Following reports of the use of chemical weapons in Syria, some in Congress are demanding that President Obama intervene. Even though the use of chemical weapons have not yet been confirmed, some are calling the president “weak” for his failure to respond.
Such knee jerk reactions by the war hawks already have been responsible for far too many wars and far too many deaths.
In 1964, the war hawks used false reports of a North Vietnamese attack on US naval ships to ramp up the war leading to the unnecessary deaths of hundreds of thousands. In 1983, the Reagan administration not only turned a blind eye to Iraqi use of chemical weapons against Iran, there are indications the US actually supplied the weapons. And, in 2003, the Bush/Cheney war hawks were in such a hurry to invade Iraq, they used false information to convince Congress to vote for a war that led to the deaths of hundreds of thousands Iraqis and 4,486 US soldiers.
One would think that, after such obvious and lethal mistakes, our congressional war hawks and media would be much more reluctant to engage in saber rattling. After all, there are far more questions in Syria than answers. Were chemical weapons actually used? Who used them? What are the goals of those opposing Assad? What will happen to Syria if Assad is defeated, especially since it has been reported that the opposition includes factions of al Qaeda? Will the opposition welcome our military assistance? Will the new Syria become an ally?
What will Russia, a long-time ally of Assad’s, do if we choose to intervene in Syria?
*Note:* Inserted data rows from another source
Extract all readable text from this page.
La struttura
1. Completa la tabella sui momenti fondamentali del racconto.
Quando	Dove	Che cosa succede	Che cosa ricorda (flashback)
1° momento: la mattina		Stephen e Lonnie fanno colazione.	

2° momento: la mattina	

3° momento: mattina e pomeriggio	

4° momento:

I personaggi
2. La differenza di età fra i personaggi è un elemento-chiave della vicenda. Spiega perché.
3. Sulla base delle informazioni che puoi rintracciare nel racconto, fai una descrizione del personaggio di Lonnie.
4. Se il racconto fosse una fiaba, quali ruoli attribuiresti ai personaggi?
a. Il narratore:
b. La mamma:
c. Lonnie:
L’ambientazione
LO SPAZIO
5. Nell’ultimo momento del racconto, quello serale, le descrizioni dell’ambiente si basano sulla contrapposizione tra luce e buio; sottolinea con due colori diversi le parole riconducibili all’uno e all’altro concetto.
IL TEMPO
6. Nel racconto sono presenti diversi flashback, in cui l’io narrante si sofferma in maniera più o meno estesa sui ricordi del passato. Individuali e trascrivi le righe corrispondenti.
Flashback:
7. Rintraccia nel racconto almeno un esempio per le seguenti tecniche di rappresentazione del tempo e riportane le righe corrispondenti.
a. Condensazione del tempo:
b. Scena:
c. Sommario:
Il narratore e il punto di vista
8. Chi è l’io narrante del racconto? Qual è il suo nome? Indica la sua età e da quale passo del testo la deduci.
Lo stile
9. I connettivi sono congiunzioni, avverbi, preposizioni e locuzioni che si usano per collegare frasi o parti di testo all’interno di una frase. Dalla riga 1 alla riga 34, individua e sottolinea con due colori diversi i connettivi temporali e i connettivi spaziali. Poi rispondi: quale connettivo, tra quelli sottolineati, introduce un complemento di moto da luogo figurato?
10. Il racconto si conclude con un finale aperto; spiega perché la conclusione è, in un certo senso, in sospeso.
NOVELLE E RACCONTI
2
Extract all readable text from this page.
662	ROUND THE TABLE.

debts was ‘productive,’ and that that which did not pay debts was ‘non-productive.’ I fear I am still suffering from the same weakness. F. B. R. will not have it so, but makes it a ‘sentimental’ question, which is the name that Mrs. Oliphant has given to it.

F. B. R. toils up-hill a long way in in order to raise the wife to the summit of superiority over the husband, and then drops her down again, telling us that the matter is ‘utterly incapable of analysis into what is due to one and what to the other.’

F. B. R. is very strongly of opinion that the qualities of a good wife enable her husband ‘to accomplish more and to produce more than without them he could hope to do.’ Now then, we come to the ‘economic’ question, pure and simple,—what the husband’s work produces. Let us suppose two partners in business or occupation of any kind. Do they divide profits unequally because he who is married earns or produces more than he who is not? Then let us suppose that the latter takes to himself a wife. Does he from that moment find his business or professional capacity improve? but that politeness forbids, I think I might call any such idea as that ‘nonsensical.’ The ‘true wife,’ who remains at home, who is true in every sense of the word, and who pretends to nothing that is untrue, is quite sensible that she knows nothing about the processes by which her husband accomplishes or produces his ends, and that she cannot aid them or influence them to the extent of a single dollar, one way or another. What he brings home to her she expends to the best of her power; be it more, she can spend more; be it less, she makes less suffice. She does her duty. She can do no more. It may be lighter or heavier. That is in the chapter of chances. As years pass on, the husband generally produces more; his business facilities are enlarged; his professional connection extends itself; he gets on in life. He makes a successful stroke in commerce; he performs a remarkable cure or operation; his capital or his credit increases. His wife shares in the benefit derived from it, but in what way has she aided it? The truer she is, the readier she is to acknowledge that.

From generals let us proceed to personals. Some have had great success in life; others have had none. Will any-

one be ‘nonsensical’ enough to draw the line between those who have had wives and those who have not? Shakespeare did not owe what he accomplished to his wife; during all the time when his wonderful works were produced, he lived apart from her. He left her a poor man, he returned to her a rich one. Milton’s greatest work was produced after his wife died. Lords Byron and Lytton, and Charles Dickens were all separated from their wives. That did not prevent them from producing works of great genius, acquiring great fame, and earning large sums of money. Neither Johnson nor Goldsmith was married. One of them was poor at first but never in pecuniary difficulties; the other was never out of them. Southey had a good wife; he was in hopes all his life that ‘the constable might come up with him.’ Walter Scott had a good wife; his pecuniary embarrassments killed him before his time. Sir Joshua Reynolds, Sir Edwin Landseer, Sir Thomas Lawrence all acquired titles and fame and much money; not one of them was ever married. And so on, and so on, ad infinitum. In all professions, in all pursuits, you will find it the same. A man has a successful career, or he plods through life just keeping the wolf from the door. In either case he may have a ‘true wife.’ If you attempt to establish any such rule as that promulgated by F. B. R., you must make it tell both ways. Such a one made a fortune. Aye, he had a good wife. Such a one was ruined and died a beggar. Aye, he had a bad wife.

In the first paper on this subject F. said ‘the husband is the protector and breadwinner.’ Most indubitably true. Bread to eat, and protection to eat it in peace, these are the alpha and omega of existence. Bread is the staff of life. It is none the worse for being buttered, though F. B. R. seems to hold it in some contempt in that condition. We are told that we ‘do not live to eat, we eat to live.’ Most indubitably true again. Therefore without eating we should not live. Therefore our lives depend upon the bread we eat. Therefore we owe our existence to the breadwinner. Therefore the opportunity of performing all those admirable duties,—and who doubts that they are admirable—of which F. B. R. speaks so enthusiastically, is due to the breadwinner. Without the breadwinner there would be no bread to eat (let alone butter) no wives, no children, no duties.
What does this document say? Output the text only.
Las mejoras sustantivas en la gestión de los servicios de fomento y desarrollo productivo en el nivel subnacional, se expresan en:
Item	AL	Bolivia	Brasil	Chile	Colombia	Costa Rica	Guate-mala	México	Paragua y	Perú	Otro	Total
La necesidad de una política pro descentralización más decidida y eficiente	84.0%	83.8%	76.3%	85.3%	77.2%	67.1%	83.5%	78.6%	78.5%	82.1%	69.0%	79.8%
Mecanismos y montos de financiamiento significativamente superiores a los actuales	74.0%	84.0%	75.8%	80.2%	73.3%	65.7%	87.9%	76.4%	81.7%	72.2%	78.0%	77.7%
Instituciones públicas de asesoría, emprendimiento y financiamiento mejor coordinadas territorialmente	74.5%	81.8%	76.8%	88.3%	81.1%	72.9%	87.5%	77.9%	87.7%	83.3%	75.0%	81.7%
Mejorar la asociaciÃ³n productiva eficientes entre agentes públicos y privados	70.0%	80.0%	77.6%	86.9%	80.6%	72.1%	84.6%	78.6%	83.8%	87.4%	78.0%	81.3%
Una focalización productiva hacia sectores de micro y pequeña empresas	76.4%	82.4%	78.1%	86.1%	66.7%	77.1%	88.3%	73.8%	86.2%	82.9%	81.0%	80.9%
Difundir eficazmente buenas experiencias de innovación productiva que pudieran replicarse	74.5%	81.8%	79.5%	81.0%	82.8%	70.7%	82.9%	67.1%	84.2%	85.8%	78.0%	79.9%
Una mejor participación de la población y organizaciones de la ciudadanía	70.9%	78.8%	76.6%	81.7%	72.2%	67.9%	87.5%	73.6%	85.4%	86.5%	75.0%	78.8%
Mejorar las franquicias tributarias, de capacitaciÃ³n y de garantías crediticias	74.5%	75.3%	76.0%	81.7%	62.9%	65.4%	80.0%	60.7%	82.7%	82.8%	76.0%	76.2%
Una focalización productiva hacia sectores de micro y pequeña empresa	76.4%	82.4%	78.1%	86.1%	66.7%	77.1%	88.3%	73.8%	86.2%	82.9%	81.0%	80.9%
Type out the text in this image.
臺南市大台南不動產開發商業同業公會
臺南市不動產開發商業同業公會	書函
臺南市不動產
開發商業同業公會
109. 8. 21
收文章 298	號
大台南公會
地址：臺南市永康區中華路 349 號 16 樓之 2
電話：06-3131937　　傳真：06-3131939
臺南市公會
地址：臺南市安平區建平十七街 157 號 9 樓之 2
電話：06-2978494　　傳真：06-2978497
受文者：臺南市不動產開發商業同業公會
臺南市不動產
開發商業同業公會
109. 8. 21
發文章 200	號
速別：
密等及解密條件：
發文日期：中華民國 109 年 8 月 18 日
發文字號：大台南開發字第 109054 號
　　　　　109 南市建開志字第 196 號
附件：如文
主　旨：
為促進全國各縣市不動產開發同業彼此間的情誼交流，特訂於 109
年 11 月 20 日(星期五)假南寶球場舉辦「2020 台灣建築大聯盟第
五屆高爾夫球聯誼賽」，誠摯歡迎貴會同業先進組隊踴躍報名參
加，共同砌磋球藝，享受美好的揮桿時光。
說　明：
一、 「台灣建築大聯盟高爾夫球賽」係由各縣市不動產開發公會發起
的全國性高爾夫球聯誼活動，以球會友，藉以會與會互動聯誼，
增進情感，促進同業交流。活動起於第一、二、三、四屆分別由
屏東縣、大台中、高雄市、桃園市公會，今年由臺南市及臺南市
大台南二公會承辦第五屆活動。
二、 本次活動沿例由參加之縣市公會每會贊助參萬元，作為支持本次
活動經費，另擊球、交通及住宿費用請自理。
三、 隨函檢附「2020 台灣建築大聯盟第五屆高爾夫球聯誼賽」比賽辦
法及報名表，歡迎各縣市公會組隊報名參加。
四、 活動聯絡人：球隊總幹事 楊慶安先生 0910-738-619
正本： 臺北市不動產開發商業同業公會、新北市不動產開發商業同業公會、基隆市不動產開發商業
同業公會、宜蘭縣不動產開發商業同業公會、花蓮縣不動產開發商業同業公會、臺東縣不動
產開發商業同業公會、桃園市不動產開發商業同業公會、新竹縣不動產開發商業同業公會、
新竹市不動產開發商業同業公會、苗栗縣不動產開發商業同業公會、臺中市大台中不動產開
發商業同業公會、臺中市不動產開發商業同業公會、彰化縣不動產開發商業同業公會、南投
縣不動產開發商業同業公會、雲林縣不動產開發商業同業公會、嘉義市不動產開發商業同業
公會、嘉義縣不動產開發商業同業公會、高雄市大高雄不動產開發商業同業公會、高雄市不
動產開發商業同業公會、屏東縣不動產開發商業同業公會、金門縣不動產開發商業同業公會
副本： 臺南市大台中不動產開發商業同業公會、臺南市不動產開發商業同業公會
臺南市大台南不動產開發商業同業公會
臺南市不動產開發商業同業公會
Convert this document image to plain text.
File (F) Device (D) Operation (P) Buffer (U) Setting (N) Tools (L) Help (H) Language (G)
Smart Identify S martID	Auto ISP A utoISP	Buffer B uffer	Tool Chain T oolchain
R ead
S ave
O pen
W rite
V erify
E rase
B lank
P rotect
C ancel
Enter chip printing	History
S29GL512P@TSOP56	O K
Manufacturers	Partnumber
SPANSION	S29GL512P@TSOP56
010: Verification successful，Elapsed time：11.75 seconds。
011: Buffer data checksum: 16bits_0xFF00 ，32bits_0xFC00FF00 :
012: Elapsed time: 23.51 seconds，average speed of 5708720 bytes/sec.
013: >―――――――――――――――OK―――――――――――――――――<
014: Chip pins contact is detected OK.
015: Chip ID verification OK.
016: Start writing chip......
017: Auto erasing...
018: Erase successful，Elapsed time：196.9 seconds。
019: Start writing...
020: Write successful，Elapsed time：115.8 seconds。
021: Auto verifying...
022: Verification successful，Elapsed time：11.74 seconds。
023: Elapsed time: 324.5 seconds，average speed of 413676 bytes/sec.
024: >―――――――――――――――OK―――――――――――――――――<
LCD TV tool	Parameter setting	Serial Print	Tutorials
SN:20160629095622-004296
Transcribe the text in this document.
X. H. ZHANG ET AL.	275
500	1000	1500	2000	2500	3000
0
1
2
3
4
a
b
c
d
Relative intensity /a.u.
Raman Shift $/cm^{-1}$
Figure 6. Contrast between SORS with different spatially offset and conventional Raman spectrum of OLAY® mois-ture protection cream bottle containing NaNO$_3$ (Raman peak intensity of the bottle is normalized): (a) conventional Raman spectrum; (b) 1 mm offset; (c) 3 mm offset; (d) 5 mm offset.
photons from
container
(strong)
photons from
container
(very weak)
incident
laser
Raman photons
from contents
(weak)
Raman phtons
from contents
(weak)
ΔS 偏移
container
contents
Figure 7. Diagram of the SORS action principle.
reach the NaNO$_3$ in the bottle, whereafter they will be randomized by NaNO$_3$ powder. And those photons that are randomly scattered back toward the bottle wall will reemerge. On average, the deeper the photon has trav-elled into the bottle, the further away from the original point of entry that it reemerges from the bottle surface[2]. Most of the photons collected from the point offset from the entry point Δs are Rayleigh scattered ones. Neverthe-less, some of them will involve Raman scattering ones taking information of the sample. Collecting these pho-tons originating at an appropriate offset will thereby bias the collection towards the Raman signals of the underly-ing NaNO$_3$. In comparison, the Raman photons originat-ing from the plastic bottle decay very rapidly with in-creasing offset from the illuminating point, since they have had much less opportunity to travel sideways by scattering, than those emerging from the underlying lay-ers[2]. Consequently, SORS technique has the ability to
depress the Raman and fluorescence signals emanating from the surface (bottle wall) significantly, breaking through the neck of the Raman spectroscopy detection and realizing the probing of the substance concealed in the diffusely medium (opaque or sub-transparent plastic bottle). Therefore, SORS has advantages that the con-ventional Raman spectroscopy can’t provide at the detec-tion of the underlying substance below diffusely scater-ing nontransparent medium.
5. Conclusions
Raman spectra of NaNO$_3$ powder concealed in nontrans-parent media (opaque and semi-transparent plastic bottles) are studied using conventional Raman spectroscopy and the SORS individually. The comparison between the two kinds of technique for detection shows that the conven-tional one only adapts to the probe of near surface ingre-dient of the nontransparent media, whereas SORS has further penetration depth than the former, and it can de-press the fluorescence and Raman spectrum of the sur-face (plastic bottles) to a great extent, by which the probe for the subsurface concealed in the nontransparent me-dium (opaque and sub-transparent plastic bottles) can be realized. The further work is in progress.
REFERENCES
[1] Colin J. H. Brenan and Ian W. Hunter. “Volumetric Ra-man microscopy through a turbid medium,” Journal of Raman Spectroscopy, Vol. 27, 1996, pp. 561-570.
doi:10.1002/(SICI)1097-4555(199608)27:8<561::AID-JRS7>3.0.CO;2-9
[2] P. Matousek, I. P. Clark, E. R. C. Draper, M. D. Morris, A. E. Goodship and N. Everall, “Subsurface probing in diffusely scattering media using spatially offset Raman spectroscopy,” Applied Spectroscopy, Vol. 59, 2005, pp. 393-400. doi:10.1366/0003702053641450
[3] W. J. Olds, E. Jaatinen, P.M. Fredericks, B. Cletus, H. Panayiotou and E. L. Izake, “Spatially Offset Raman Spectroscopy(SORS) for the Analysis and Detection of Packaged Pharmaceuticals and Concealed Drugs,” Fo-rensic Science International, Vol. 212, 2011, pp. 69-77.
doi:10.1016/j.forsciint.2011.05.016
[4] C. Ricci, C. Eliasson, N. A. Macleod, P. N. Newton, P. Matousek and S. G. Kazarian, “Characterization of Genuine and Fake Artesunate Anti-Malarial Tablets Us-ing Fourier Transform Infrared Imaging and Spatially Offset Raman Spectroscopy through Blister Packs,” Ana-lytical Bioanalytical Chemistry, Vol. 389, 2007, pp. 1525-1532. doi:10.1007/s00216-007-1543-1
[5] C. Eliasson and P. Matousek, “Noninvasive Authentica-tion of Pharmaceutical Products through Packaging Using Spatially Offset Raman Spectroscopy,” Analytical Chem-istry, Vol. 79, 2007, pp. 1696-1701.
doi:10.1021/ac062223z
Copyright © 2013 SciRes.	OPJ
What will be the impact on the already flammable Middle East since Syria shares a border with Israel?
Given all of these questions, exactly how is the US to respond? Do we provide more sophisticated arms to the rebels, including al Qaeda? Do we create a no-fly zone that may lead to a far more serious confrontation with Russia, and may not even accomplish the goal of overthrowing Assad? Do we bomb military targets in Syria that will almost certainly antagonize Russia? Do we insert US troops on the ground in what could be a more lethal and lengthy war than Iraq?
According to a new Reuters/Ipsos poll, about 60 percent of US citizens interviewed oppose intervention in Syria. It would seem that ordinary Americans have far more common sense than their saber-rattling congressional representatives.